Des dommages irréversibles ?

Joe Biden sera-t-il capable, en cas de victoire, de calmer le jeu, sur la scène intérieure comme sur la scène internationale, en assumant le rôle de conciliateur ? C’est le principal enjeu du scrutin présidentiel. Le concurrent de Donald Trump bénéficie d’une image de modération qui contraste avec l’intolérance et la brutalité que l’on associe à la personnalité du président sortant. Reste à savoir si les dommages causés par Donald Trump pendant son premier mandat ne sont pas tels qu’ils rendent problématique un retour en arrière.

Aux Etats-Unis même, la « racialisation de la politique », que souligne l’essayiste Guy Sorman dans Le Monde du 10 septembre, a creusé entre les deux Amériques un fossé qu’il sera difficile de combler. La question des races, note-t-il, est au cœur des débats sur l’école, la santé, le logement, le chômage et, bien sûr, les violences policières. Donald Trump n’est évidemment pas crédible lorsqu’il se présente comme « le président qui a fait le plus pour les Afro-Américains, sauf peut-être Abraham Lincoln ». Les propos de Joe Biden après les drames de Minneapolis (Minnesota) et de Kenosha (Wisconsin), sa compassion à l’égard des victimes et de leurs familles, comme le choix de sa candidate à la vice-présidence, Kamala Harris, montrent qu’il a le souci de restaurer la concorde. Mais la tâche sera rude. « Les Etats-Unis, même avec Biden, auront le plus grand mal à réparer leur société », conclut Guy Sorman.

Sur le plan diplomatique, Joe Biden rendra-t-il aux Etats-Unis leur place dans le concert des nations dont ils assuraient jusqu’à présent le leadership, avec plus ou moins d’ardeur selon les occupants de la Maison Blanche, tout en acceptant de dialoguer avec leurs partenaires, exerçant, comme l’écrit l’économiste américain Adam Posen, cité par Jean Pisani-Ferry dans une tribune pour Terra Nova et Project Syndicate, « une sorte de présidence à vie d’un club mondial dont ils avaient largement conçu les règles mais devaient aussi les respecter » ? Ou continuera-t-il le cavalier seul de l’Amérique dont Donald Trump s’est fait le champion ?

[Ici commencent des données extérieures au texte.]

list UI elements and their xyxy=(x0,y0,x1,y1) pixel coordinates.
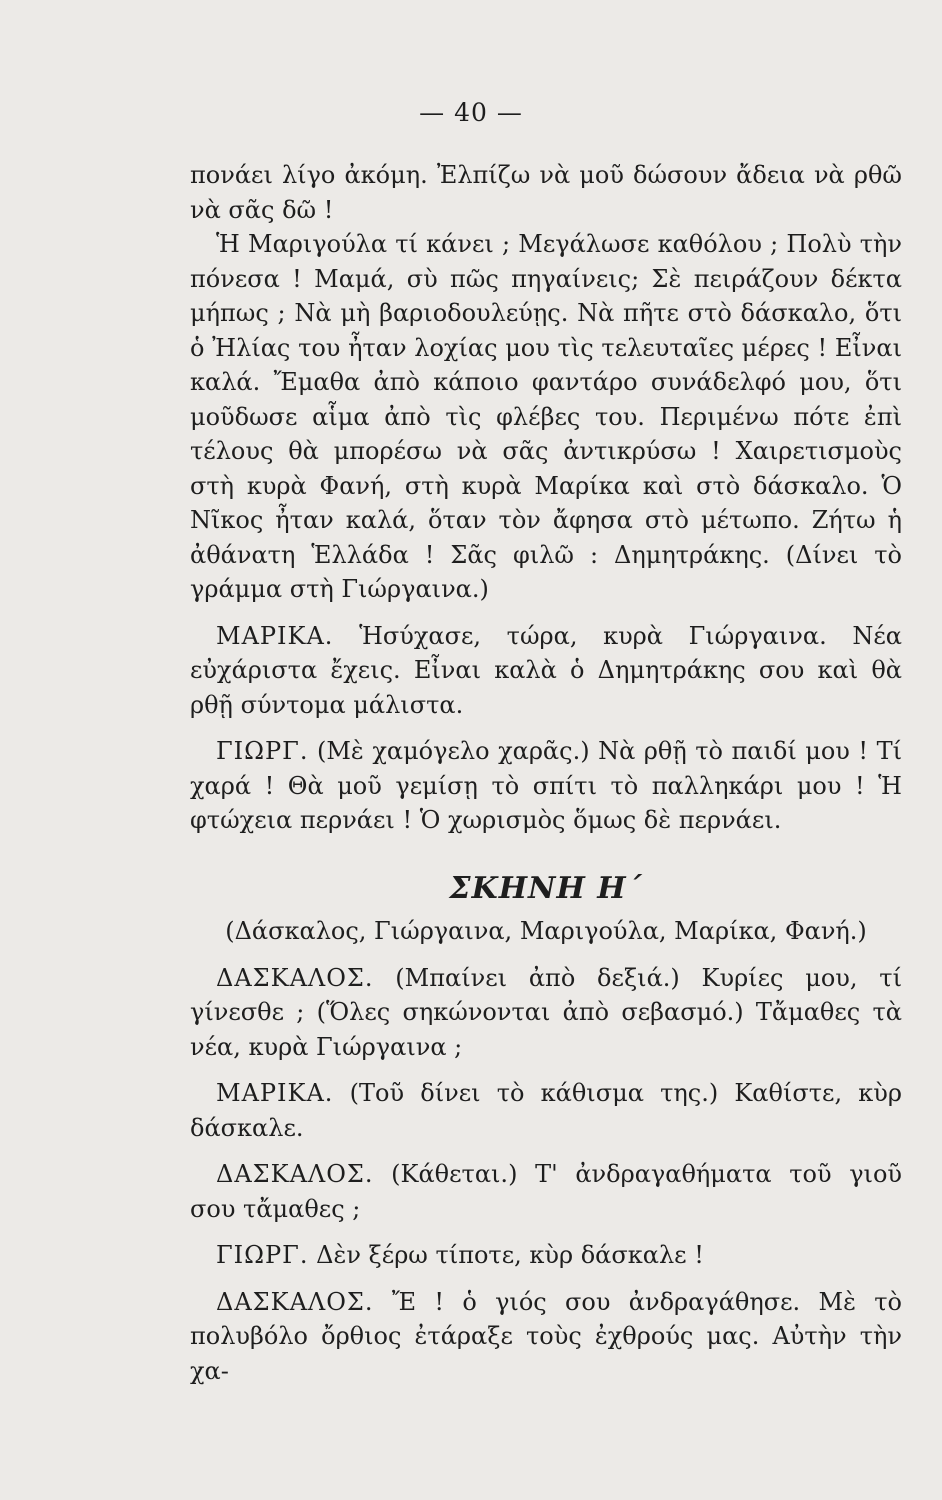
letter-paragraph: Ἡ Μαριγούλα τί κάνει ; Μεγάλωσε καθόλου ; Πολὺ τὴν πόνεσα ! Μαμά, σὺ πῶς πηγαίνεις; Σὲ πειράζουν δέκτα μήπως ; Νὰ μὴ βαριοδουλεύῃς. Νὰ πῆτε στὸ δάσκαλο, ὅτι ὁ Ἠλίας του ἦταν λοχίας μου τὶς τελευταῖες μέρες ! Εἶναι καλά. Ἔμαθα ἀπὸ κάποιο φαντάρο συνάδελφό μου, ὅτι μοῦδωσε αἷμα ἀπὸ τὶς φλέβες του. Περιμένω πότε ἐπὶ τέλους θὰ μπορέσω νὰ σᾶς ἀντικρύσω ! Χαιρετισμοὺς στὴ κυρὰ Φανή, στὴ κυρὰ Μαρίκα καὶ στὸ δάσκαλο. Ὁ Νῖκος ἦταν καλά, ὅταν τὸν ἄφησα στὸ μέτωπο. Ζήτω ἡ ἀθάνατη Ἑλλάδα ! Σᾶς φιλῶ : Δημητράκης. (Δίνει τὸ γράμμα στὴ Γιώργαινα.) xyxy=(190,230,902,603)
dialogue-line xyxy=(190,619,902,723)
dialogue-text: (Τοῦ δίνει τὸ κάθισμα της.) Καθίστε, κὺρ δάσκαλε. xyxy=(190,1079,902,1142)
speaker-name: ΔΑΣΚΑΛΟΣ. xyxy=(216,963,374,992)
speaker-name: ΓΙΩΡΓ. xyxy=(216,1241,309,1269)
page-text xyxy=(190,158,902,1388)
speaker-name: ΔΑΣΚΑΛΟΣ. xyxy=(216,1287,374,1316)
dialogue-text: Ἡσύχασε, τώρα, κυρὰ Γιώργαινα. Νέα εὐχάριστα ἔχεις. Εἶναι καλὰ ὁ Δημητράκης σου καὶ θὰ ρθῇ σύντομα μάλιστα. xyxy=(190,621,902,719)
speaker-name: ΜΑΡΙΚΑ. xyxy=(216,1079,334,1107)
letter-continuation: πονάει λίγο ἀκόμη. Ἐλπίζω νὰ μοῦ δώσουν ἄδεια νὰ ρθῶ νὰ σᾶς δῶ ! xyxy=(190,161,902,224)
scene-heading: ΣΚΗΝΗ Η΄ xyxy=(449,870,643,906)
dialogue-line xyxy=(190,734,902,838)
dialogue-line xyxy=(190,1076,902,1145)
speaker-name: ΔΑΣΚΑΛΟΣ. xyxy=(216,1160,374,1188)
dialogue-line xyxy=(190,1238,902,1273)
dialogue-text: (Κάθεται.) Τ' ἀνδραγαθήματα τοῦ γιοῦ σου τἄμαθες ; xyxy=(190,1160,902,1223)
page-number: — 40 — xyxy=(419,98,523,127)
dialogue-line xyxy=(190,1157,902,1226)
dialogue-text: Δὲν ξέρω τίποτε, κὺρ δάσκαλε ! xyxy=(316,1241,704,1269)
dialogue-text: Ἔ ! ὁ γιός σου ἀνδραγάθησε. Μὲ τὸ πολυβόλο ὄρθιος ἐτάραξε τοὺς ἐχθρούς μας. Αὐτὴν τὴν χα- xyxy=(190,1287,902,1385)
dialogue-line xyxy=(190,1285,902,1389)
speaker-name: ΜΑΡΙΚΑ. xyxy=(216,621,334,650)
speaker-name: ΓΙΩΡΓ. xyxy=(216,737,309,765)
dialogue-line xyxy=(190,961,902,1065)
dialogue-text: (Μὲ χαμόγελο χαρᾶς.) Νὰ ρθῇ τὸ παιδί μου ! Τί χαρά ! Θὰ μοῦ γεμίσῃ τὸ σπίτι τὸ παλληκάρι μου ! Ἡ φτώχεια περνάει ! Ὁ χωρισμὸς ὅμως δὲ περνάει. xyxy=(190,737,902,834)
dialogue-text: (Μπαίνει ἀπὸ δεξιά.) Κυρίες μου, τί γίνεσθε ; (Ὅλες σηκώνονται ἀπὸ σεβασμό.) Τἄμαθες τὰ νέα, κυρὰ Γιώργαινα ; xyxy=(190,963,902,1061)
scene-cast: (Δάσκαλος, Γιώργαινα, Μαριγούλα, Μαρίκα, Φανή.) xyxy=(225,917,867,945)
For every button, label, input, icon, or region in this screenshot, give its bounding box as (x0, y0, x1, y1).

La carte du multilatéralisme

Tout porte à croire qu’il jouera la carte du multilatéralisme. Dans son programme de politique étrangère, qu’il a exposé dans la revue Foreign Affairs, il reproche précisément au président sortant d’avoir affaibli et parfois abandonné les alliés et les partenaires des Etats-Unis, d’avoir lancé des guerres commerciales malvenues et d’avoir renoncé à « mobiliser une action collective » face aux menaces. « Le système international que les Etats-Unis avaient construit avec tant de soin est en train de tomber en morceaux », écrit-il. Joe Biden promet de prendre le contre-pied de cette politique et de rendre aux Etats-Unis le leadership que Donald Trump leur a fait perdre.

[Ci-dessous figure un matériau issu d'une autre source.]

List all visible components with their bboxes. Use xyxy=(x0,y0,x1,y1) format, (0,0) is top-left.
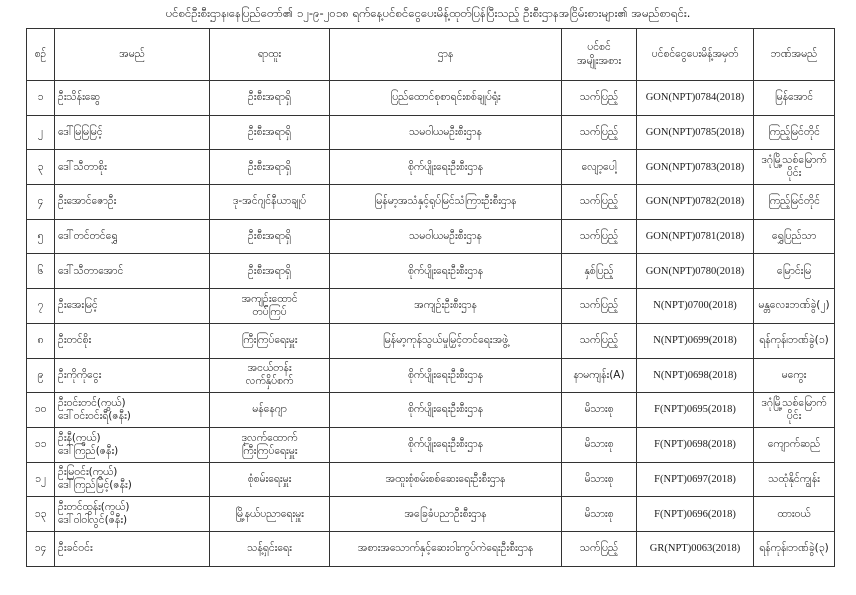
pension-type-cell: မိသားစု xyxy=(562,497,637,532)
row-number-cell: ၉ xyxy=(27,358,55,393)
header-no: စဉ် xyxy=(27,29,55,81)
position-title-cell: ဒု-အင်ဂျင်နီယာချုပ် xyxy=(210,185,330,220)
bank-name-cell: ကြည့်မြင်တိုင် xyxy=(754,185,835,220)
position-title-cell: ကြီးကြပ်ရေးမှူး xyxy=(210,323,330,358)
table-row xyxy=(27,358,835,393)
pension-order-number-cell: N(NPT)0700(2018) xyxy=(637,289,754,324)
row-number-cell: ၁၄ xyxy=(27,531,55,566)
department-name-cell: မြန်မာ့ကုန်သွယ်မှုမြှင့်တင်ရေးအဖွဲ့ xyxy=(330,323,562,358)
pension-type-cell: နှစ်ပြည့် xyxy=(562,254,637,289)
pension-type-cell: နာမကျန်း(A) xyxy=(562,358,637,393)
pension-type-cell: သက်ပြည့် xyxy=(562,323,637,358)
position-title-cell: ဦးစီးအရာရှိ xyxy=(210,219,330,254)
row-number-cell: ၁ xyxy=(27,81,55,116)
department-name-cell: အစားအသောက်နှင့်ဆေးဝါးကွပ်ကဲရေးဦးစီးဌာန xyxy=(330,531,562,566)
department-name-cell: အကျဉ်းဦးစီးဌာန xyxy=(330,289,562,324)
pension-type-cell: မိသားစု xyxy=(562,462,637,497)
pension-order-number-cell: F(NPT)0698(2018) xyxy=(637,427,754,462)
table-row xyxy=(27,323,835,358)
row-number-cell: ၈ xyxy=(27,323,55,358)
bank-name-cell: ရွှေပြည်သာ xyxy=(754,219,835,254)
position-title-cell: သန့်ရှင်းရေး xyxy=(210,531,330,566)
pensioner-name-cell: ဦးမြဝင်း(ကွယ်) ဒေါ်ကြည်မြင့်(ဇနီး) xyxy=(55,462,210,497)
row-number-cell: ၁၁ xyxy=(27,427,55,462)
bank-name-cell: ထားဝယ် xyxy=(754,497,835,532)
pension-order-number-cell: F(NPT)0695(2018) xyxy=(637,393,754,428)
position-title-cell: စုံစမ်းရေးမှူး xyxy=(210,462,330,497)
pension-type-cell: သက်ပြည့် xyxy=(562,219,637,254)
position-title-cell: မြို့နယ်ပညာရေးမှူး xyxy=(210,497,330,532)
bank-name-cell: သထုံနိုင်ကျွန်း xyxy=(754,462,835,497)
table-row xyxy=(27,81,835,116)
position-title-cell: ဦးစီးအရာရှိ xyxy=(210,254,330,289)
bank-name-cell: မကွေး xyxy=(754,358,835,393)
header-license-no: ပင်စင်ငွေပေးမိန့်အမှတ် xyxy=(637,29,754,81)
table-row xyxy=(27,185,835,220)
bank-name-cell: ကျောက်ဆည် xyxy=(754,427,835,462)
pension-order-number-cell: N(NPT)0698(2018) xyxy=(637,358,754,393)
department-name-cell: စိုက်ပျိုးရေးဦးစီးဌာန xyxy=(330,358,562,393)
row-number-cell: ၁၀ xyxy=(27,393,55,428)
pension-type-cell: သက်ပြည့် xyxy=(562,289,637,324)
pension-type-cell: သက်ပြည့် xyxy=(562,115,637,150)
pension-list-table xyxy=(26,28,835,567)
pensioner-name-cell: ဦးကိုကိုငွေး xyxy=(55,358,210,393)
pension-order-number-cell: GON(NPT)0785(2018) xyxy=(637,115,754,150)
department-name-cell: အခြေခံပညာဦးစီးဌာန xyxy=(330,497,562,532)
position-title-cell: ဦးစီးအရာရှိ xyxy=(210,150,330,185)
pension-order-number-cell: F(NPT)0697(2018) xyxy=(637,462,754,497)
bank-name-cell: ရန်ကုန်၊ဘဏ်ခွဲ(၃) xyxy=(754,531,835,566)
table-row xyxy=(27,219,835,254)
row-number-cell: ၄ xyxy=(27,185,55,220)
row-number-cell: ၁၃ xyxy=(27,497,55,532)
department-name-cell: စိုက်ပျိုးရေးဦးစီးဌာန xyxy=(330,427,562,462)
pension-type-cell: မိသားစု xyxy=(562,427,637,462)
table-row xyxy=(27,254,835,289)
table-row xyxy=(27,150,835,185)
table-header-row xyxy=(27,29,835,81)
pensioner-name-cell: ဒေါ်သီတာစိုး xyxy=(55,150,210,185)
row-number-cell: ၇ xyxy=(27,289,55,324)
pensioner-name-cell: ဦးတင်ထွန်း(ကွယ်) ဒေါ်ဝါဝါလွင်(ဇနီး) xyxy=(55,497,210,532)
pension-order-number-cell: N(NPT)0699(2018) xyxy=(637,323,754,358)
pension-order-number-cell: GON(NPT)0781(2018) xyxy=(637,219,754,254)
pension-type-cell: သက်ပြည့် xyxy=(562,531,637,566)
pensioner-name-cell: ဒေါ်သီတာအောင် xyxy=(55,254,210,289)
pensioner-name-cell: ဦးအောင်ဇောဦး xyxy=(55,185,210,220)
bank-name-cell: ရန်ကုန်၊ဘဏ်ခွဲ(၁) xyxy=(754,323,835,358)
pension-type-cell: မိသားစု xyxy=(562,393,637,428)
pensioner-name-cell: ဦးတင်စိုး xyxy=(55,323,210,358)
bank-name-cell: မြောင်းမြ xyxy=(754,254,835,289)
department-name-cell: သမဝါယမဦးစီးဌာန xyxy=(330,219,562,254)
row-number-cell: ၁၂ xyxy=(27,462,55,497)
row-number-cell: ၂ xyxy=(27,115,55,150)
position-title-cell: ဒုလက်ထောက် ကြီးကြပ်ရေးမှူး xyxy=(210,427,330,462)
pension-order-number-cell: GON(NPT)0783(2018) xyxy=(637,150,754,185)
pension-order-number-cell: GON(NPT)0780(2018) xyxy=(637,254,754,289)
pensioner-name-cell: ဦးခင်ဝင်း xyxy=(55,531,210,566)
table-row xyxy=(27,115,835,150)
table-row xyxy=(27,289,835,324)
department-name-cell: စိုက်ပျိုးရေးဦးစီးဌာန xyxy=(330,393,562,428)
table-row xyxy=(27,462,835,497)
row-number-cell: ၅ xyxy=(27,219,55,254)
document-title: ပင်စင်ဦးစီးဌာန၊နေပြည်တော်၏ ၁၂-၉-၂၀၁၈ ရက်နေ့ပင်စင်ငွေပေးမိန့်ထုတ်ပြန်ပြီးသည့် ဦးစီးဌာနအငြိမ်းစားများ၏ အမည်စာရင်း. xyxy=(165,6,691,20)
bank-name-cell: ကြည့်မြင်တိုင် xyxy=(754,115,835,150)
pension-order-number-cell: GON(NPT)0782(2018) xyxy=(637,185,754,220)
department-name-cell: စိုက်ပျိုးရေးဦးစီးဌာန xyxy=(330,254,562,289)
department-name-cell: စိုက်ပျိုးရေးဦးစီးဌာန xyxy=(330,150,562,185)
department-name-cell: ပြည်ထောင်စုစာရင်းစစ်ချုပ်ရုံး xyxy=(330,81,562,116)
bank-name-cell: ဒဂုံမြို့သစ်မြောက်ပိုင်း xyxy=(754,150,835,185)
department-name-cell: အထူးစုံစမ်းစစ်ဆေးရေးဦးစီးဌာန xyxy=(330,462,562,497)
pension-type-cell: လျော့ပေါ့ xyxy=(562,150,637,185)
header-pension-type: ပင်စင် အမျိုးအစား xyxy=(562,29,637,81)
table-row xyxy=(27,393,835,428)
bank-name-cell: မြန်အောင် xyxy=(754,81,835,116)
pension-order-number-cell: GR(NPT)0063(2018) xyxy=(637,531,754,566)
position-title-cell: ဦးစီးအရာရှိ xyxy=(210,115,330,150)
pensioner-name-cell: ဒေါ်မြမြမြင့် xyxy=(55,115,210,150)
position-title-cell: ဦးစီးအရာရှိ xyxy=(210,81,330,116)
pensioner-name-cell: ဦးသိန်းဆွေ xyxy=(55,81,210,116)
row-number-cell: ၃ xyxy=(27,150,55,185)
header-bank: ဘဏ်အမည် xyxy=(754,29,835,81)
row-number-cell: ၆ xyxy=(27,254,55,289)
position-title-cell: မန်နေဂျာ xyxy=(210,393,330,428)
pension-order-number-cell: F(NPT)0696(2018) xyxy=(637,497,754,532)
header-position: ရာထူး xyxy=(210,29,330,81)
header-name: အမည် xyxy=(55,29,210,81)
bank-name-cell: မန္တလေး၊ဘဏ်ခွဲ(၂) xyxy=(754,289,835,324)
position-title-cell: အကျဉ်းထောင် တပ်ကြပ် xyxy=(210,289,330,324)
position-title-cell: အငယ်တန်း လက်နှိပ်စက် xyxy=(210,358,330,393)
pension-order-number-cell: GON(NPT)0784(2018) xyxy=(637,81,754,116)
table-row xyxy=(27,427,835,462)
bank-name-cell: ဒဂုံမြို့သစ်မြောက်ပိုင်း xyxy=(754,393,835,428)
pensioner-name-cell: ဦးအေးမြင့် xyxy=(55,289,210,324)
table-row xyxy=(27,531,835,566)
pensioner-name-cell: ဦးဝင်းတင်(ကွယ်) ဒေါ်ဝင်းဝင်းရီ(ဇနီး) xyxy=(55,393,210,428)
pension-type-cell: သက်ပြည့် xyxy=(562,81,637,116)
pension-type-cell: သက်ပြည့် xyxy=(562,185,637,220)
table-row xyxy=(27,497,835,532)
pensioner-name-cell: ဒေါ်တင်တင်ရွှေ xyxy=(55,219,210,254)
department-name-cell: မြန်မာ့အသံနှင့်ရုပ်မြင်သံကြားဦးစီးဌာန xyxy=(330,185,562,220)
header-department: ဌာန xyxy=(330,29,562,81)
pensioner-name-cell: ဦးနီ(ကွယ်) ဒေါ်ကြည်(ဇနီး) xyxy=(55,427,210,462)
department-name-cell: သမဝါယမဦးစီးဌာန xyxy=(330,115,562,150)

Le candidat démocrate ne dissimule pas « la tâche énorme » qu’il s’assigne. Le passif est lourd. « Même si les États-Unis de Biden veulent à nouveau s’engager de manière crédible sur la scène internationale, leur perspective risque d’avoir fondamentalement changé », note Jean Pisani-Ferry, qui rapporte des propos d’une ancienne conseillère de Trump, Nadia Schadlow, selon laquelle « on se souviendra sans doute de son mandat comme du moment où le monde a basculé du paradigme unipolaire vers le paradigme de la compétition entre puissances ».
Restaurer l’ancien paradigme n’ira pas de soi. Jean Pisani-Ferry est de ceux qui expriment leurs doutes. « En dépit de toutes ses aberrations, estime-t-il, la présidence Trump peut être vue comme l’indice d’une réaction plus profonde des États-Unis à un changement dans la répartition du pouvoir économique mondial, et comme le symptôme d’un rejet par le peuple américain des responsabilités internationales que leur pays a assumées pendant trois quarts de siècle ». Joe Biden ne sera peut-être pas tout-à-fait l’anti-Trump qu’il prétend être. Même s’il ne va pas aussi loin qu’il l’annonce dans le retournement de la politique américaine, on attend au moins de lui un changement de style et de méthode, ce qui est déjà beaucoup en diplomatie.